With daily Earth observation data, governments could monitor erosion, sand mining and illegal development and then act to stabilize fragile coastlines. Interconnected administrative systems could help to give vulnerable people access to health facilities, social services and entitlements. Data systems are the mortar with which a sustainable planet and society will be built.
Governments first need to appoint and empower the right people. Particularly important is a chief statistician mandated to work across government agencies to promote data availability, and advocate for the use of data. The Philippines and New Zealand are leading the way by consolidating relevant functions under a central authority and appointing coordinators to negotiate data-sharing agreements across and beyond government departments.
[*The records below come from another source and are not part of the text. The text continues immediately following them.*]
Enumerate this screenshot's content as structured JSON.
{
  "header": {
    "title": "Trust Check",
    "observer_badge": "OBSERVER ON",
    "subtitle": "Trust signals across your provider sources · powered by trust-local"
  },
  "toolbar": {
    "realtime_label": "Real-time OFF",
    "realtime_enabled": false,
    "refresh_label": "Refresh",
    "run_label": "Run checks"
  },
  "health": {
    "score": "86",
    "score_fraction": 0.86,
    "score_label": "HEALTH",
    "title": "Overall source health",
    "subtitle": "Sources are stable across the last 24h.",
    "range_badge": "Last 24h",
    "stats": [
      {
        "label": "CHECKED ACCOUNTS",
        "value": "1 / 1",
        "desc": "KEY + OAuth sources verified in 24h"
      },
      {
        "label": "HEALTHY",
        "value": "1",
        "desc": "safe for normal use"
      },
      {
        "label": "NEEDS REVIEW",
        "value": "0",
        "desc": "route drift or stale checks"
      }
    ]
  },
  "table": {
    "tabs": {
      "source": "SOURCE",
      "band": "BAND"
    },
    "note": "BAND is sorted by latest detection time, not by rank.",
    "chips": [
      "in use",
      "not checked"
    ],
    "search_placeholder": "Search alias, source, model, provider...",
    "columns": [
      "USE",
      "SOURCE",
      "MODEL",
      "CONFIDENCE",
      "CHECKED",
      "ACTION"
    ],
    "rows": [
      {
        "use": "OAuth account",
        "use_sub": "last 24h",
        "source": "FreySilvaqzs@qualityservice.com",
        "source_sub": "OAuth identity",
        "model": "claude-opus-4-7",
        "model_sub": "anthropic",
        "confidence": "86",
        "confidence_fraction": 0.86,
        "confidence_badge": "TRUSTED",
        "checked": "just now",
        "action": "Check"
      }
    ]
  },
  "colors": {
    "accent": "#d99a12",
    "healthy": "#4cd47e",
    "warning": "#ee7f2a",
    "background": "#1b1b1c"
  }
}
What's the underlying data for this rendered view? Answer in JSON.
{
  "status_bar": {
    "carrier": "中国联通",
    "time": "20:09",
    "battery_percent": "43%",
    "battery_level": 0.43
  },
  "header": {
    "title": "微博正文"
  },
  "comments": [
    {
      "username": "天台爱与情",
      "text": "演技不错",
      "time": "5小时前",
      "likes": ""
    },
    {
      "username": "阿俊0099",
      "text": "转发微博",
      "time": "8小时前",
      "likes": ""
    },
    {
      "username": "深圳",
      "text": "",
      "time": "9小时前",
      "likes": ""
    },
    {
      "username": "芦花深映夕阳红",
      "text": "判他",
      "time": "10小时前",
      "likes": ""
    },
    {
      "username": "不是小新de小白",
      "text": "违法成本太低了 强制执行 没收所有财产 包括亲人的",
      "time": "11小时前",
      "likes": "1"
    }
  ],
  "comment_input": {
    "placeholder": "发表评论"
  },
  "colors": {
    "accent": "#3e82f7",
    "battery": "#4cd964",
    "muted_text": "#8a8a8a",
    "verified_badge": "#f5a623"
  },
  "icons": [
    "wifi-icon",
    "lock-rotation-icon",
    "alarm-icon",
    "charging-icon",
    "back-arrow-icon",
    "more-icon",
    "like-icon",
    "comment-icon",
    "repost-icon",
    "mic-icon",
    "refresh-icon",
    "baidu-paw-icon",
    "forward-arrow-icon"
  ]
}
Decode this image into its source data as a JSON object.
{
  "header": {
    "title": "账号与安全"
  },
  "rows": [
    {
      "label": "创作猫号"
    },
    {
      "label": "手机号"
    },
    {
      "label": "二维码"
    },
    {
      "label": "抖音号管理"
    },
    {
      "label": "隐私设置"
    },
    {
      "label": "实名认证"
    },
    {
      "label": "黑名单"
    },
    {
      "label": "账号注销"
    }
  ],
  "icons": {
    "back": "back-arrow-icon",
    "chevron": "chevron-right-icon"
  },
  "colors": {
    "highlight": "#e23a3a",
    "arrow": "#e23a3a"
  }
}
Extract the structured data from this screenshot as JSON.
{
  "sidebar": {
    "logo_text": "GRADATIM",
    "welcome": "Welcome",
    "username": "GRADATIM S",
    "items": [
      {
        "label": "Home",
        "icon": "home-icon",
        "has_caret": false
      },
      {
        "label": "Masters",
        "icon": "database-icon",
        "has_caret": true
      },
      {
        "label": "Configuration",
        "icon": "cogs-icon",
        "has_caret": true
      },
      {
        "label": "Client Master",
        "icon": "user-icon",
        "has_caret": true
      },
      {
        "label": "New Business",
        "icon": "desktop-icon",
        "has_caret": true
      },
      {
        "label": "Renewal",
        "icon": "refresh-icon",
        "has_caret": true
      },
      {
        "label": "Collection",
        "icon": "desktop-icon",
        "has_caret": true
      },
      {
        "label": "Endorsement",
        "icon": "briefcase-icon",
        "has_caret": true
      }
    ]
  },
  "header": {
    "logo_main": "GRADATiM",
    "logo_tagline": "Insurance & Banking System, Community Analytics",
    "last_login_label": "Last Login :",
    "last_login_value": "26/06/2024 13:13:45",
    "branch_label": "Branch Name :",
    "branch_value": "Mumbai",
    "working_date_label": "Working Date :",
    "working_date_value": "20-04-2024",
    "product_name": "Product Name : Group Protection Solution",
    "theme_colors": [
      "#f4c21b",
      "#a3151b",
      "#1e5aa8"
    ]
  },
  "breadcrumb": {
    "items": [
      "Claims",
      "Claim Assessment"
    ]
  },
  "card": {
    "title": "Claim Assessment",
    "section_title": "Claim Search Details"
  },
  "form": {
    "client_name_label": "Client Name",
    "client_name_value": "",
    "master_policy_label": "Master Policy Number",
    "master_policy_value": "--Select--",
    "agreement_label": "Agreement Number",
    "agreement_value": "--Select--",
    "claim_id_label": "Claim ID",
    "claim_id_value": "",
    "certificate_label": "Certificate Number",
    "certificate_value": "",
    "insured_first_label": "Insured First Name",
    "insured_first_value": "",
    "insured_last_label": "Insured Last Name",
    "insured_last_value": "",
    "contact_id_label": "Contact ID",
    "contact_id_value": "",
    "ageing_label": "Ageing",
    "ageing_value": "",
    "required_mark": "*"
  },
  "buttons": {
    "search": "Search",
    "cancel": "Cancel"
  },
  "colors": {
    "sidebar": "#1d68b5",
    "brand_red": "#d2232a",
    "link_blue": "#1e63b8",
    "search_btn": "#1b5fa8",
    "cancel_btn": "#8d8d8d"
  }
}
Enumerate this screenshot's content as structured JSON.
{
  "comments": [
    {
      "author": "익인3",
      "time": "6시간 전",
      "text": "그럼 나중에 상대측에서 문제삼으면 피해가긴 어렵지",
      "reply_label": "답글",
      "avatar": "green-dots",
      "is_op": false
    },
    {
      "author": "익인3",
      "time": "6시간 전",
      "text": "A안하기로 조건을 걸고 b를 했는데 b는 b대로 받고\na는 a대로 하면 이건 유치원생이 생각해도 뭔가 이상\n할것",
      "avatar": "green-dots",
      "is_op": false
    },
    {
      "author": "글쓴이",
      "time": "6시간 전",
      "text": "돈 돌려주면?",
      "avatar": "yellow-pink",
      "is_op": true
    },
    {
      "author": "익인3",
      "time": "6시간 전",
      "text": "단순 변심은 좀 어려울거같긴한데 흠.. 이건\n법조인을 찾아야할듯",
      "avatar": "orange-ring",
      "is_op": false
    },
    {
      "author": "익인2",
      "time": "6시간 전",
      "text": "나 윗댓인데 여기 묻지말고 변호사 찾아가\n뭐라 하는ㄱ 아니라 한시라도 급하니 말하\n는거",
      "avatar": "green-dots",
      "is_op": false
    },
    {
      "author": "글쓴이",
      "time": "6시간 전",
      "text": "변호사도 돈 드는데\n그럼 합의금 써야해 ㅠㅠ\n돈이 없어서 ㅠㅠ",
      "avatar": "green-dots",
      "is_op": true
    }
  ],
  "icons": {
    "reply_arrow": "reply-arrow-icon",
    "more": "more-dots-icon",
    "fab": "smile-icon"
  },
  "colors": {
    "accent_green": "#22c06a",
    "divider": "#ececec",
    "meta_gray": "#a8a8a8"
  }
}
The UN Statistical Commission, founded in 1947, needs reform to support such efforts. It could start by being more inclusive, recruiting new data providers and building trust and common cause among them. For example, civil society groups, scientists and private data providers should be invited to the formal commission proceedings.
Data collectors need clear standards, policies and terminology. These can make or break governments’ and private companies’ will to collaborate and support a shared mission. For example, the lack of consensus on definitions for natural and human-made hazards means that governments, the UN, researchers, insurance companies and other private entities struggle to share information, despite having committed to doing so under the SDGs, the Paris climate agreement and other international pacts, such as the Sendai Framework for Disaster Risk Reduction. Thus, governments cannot accurately measure how many people have been affected by a hurricane or a tsunami, and the UN does not know how much assistance to send.
We need to move towards a ‘digital ecosystem’ that encourages contributions — from citizen science, national institutions and transnational corporations — and collaboration. The goal should be counting everyone and proving everyone counts.